Guinée/présidentielle 2020 : Une probable crise politique née du choix de la date

En décembre 2020 finit le mandat du président guinéen, Alpha Condé. Ainsi, le pays se prépare pour les prochaines échéances…

Paradmin Catégorie Politique le 8 juillet 2020

En décembre 2020 finit le mandat du président guinéen, Alpha Condé. Ainsi, le pays se prépare pour les prochaines échéances électorales. Cependant, la tension monte entre le pouvoir et les partis de l’opposition qui peine encore à s’accorder sur la date prévue pour le prochain scrutin présidentiel. Va-t-on vers une éventuelle crise politique pré-électorale ? Que pourrait faire la Communauté Economique des Etats de l’Afrique de l’Ouest (CEDEAO) pour empêcher un nouveau chaos politique dans ce pays d’Afrique de l’Ouest ?

Polémique autour du 18 octobre 2020

Réunis en plénière le 11 juin dernier, les membres de la Commission Electorale Nationale Indépendante (CENI) ont annoncé le chronogramme du scrutin présidentiel de 2020 tout en proposant la date du 18 octobre pour la tenue du premier tour électoral. Date, que devrait valider le président Alpha Condé.

L’opposition guinéenne dans une déclaration rendue publique, le 24 juin 2020, a dénoncé le chronogramme diffusé par la CENI. Pour les partis de l’opposition, cette commission viole non seulement la loi électorale, mais aussi ignore la situation politique et sanitaire du pays en fixant la date de l’élection présidentielle sans concertation préalable. Elle pose, donc, à présent ses conditions indispensables à sa participation au scrutin.

D’après les informations, le parti présidentiel a indiqué, ne trouver aucun inconvénient à la date du 18 octobre 2020 et se dit prêt pour affronter l’échéance. Si la date des élections étaient bien validées, a-il indiqué, cela empêcherait un glissement du calendrier électoral en Guinée. 

Une crise politique en vue au cas où…
Difficile d’en avoir la certitude. Mais, les différentes positions au sein de la classe politique laissent penser à une crise pré-électorale en République de Guinée. Se trouvant dans une position de force, le parti au pouvoir fait la sourde oreille quant aux revendications de l’opposition et agit en roues libres.

La CENI, quant à elle, avance en suivant l’ordre chronologique préétabli, en respect probable au code électoral et à la constitution en vigueur. C’est ce que Mamadi 3 Kaba, porte-parole de la CENI, a, dans une émission télévisée le 02 juillet 2020, expliqué. Pour lui, les raisons du choix de la date du 18 octobre « a été basé sur le respect d’une disposition constitutionnelle ».

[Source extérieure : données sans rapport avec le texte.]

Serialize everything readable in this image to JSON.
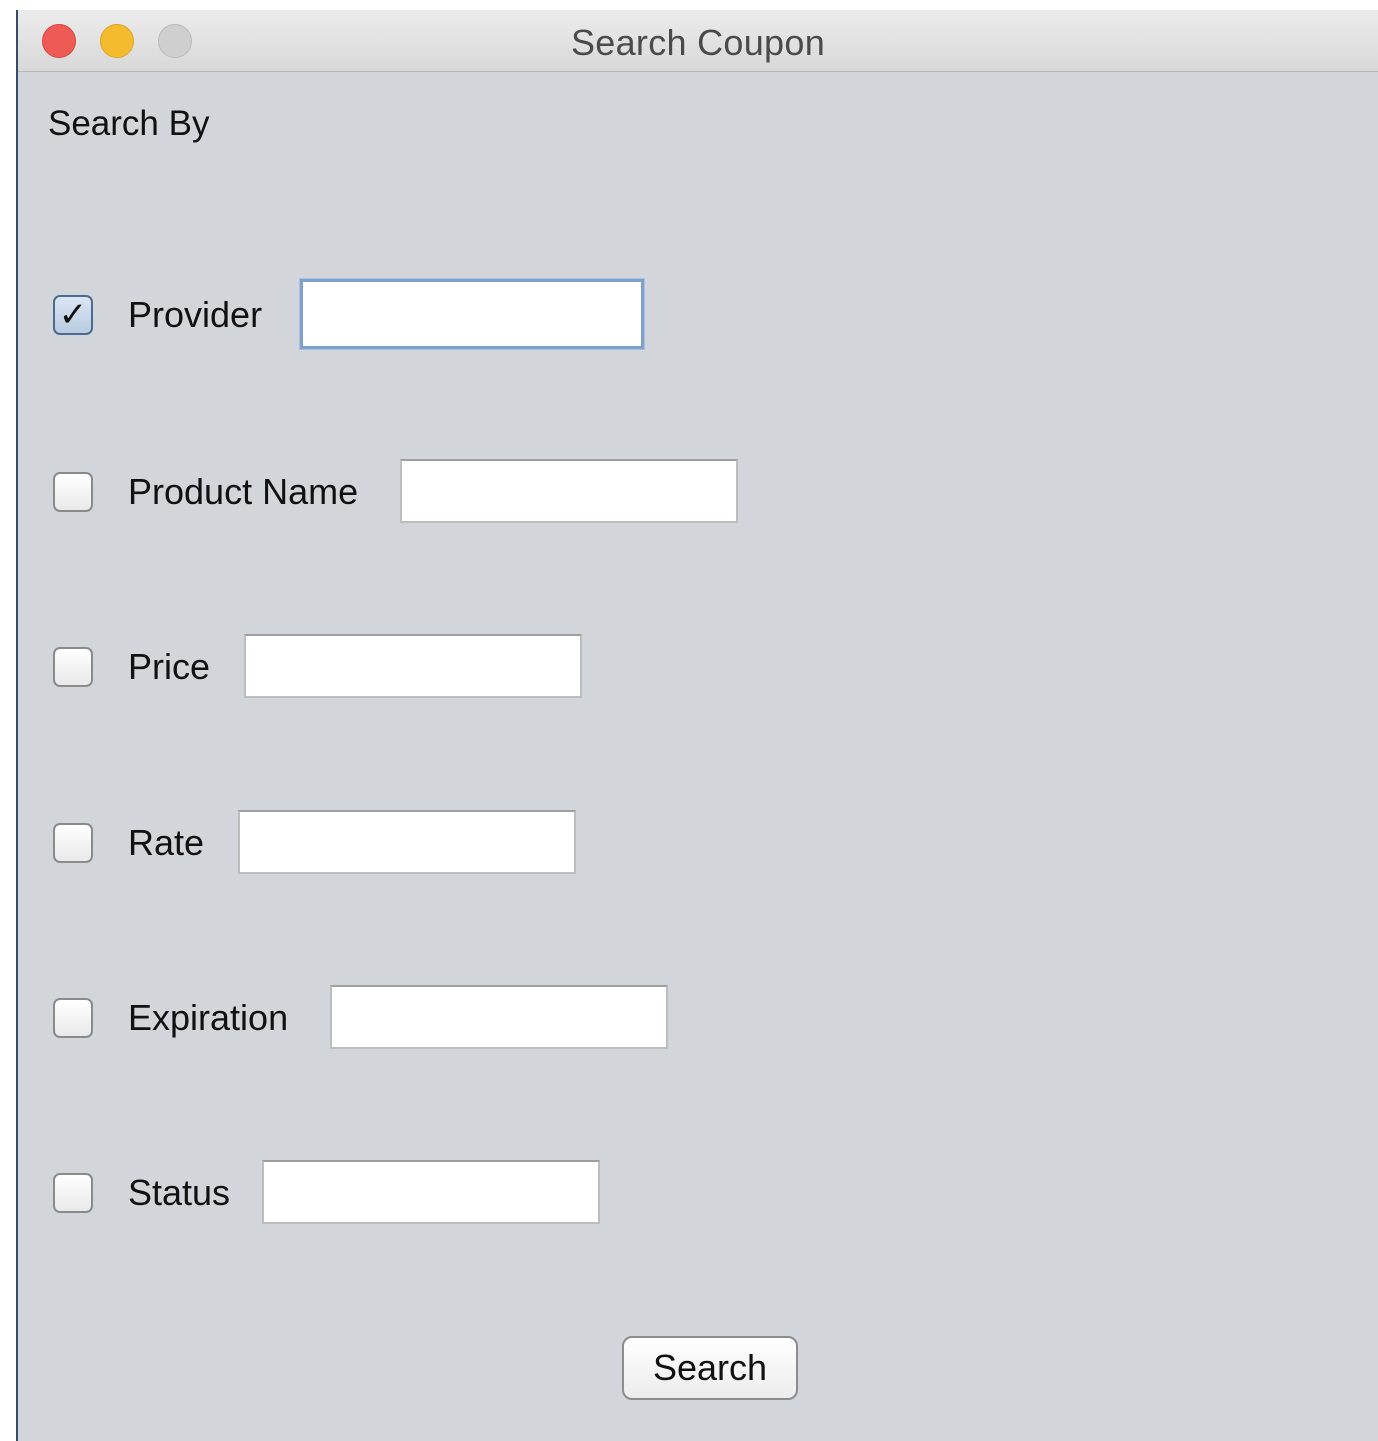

Mamadi 3 Kaba a indiqué que la constitution, en son article 43, dispose que dans les 90 jours au plus et 60 au moins avant l’expiration du mandat du président en fonction, doit avoir lieu le premier tour de l’élection du prochain président de la République. Eu égard à cette disposition et pour une élection inclusive, la CENI a opté pour le délai minimum (60 jours) pour proposer le 18 octobre.

A rebours, pour Cellou Dalein Diallo, chef de file de l’opposition guinéenne, il est impossible de régler tous les problèmes d’ici le 18 octobre. Le président de l’Union des Forces Démocratiques de Guinée (UFDG) assure que sa formation « est prête à participer à la prochaine présidentielle, mais exige du pouvoir la restauration de l’ordre constitutionnel en Guinée ». L’annulation du referendum constitutionnel et du scrutin législatif du 22 mars dernier avec pour conséquence la dissolution de l’Assemblée Nationale et le retour à l’ancienne Constitution ; l’installation des Conseils régionaux en même temps que les Conseils de quartier ou de district sont, entre autres, des revendications de l’opposition qui rejette le chronogramme de la CENI.

Pour se faire entendre, il est évident que l’opposition ferait une descente dans les rues pour faire pression sur le président Alpha Condé qui laisse planer le doute au sujet de sa volonté de briguer un troisième mandat.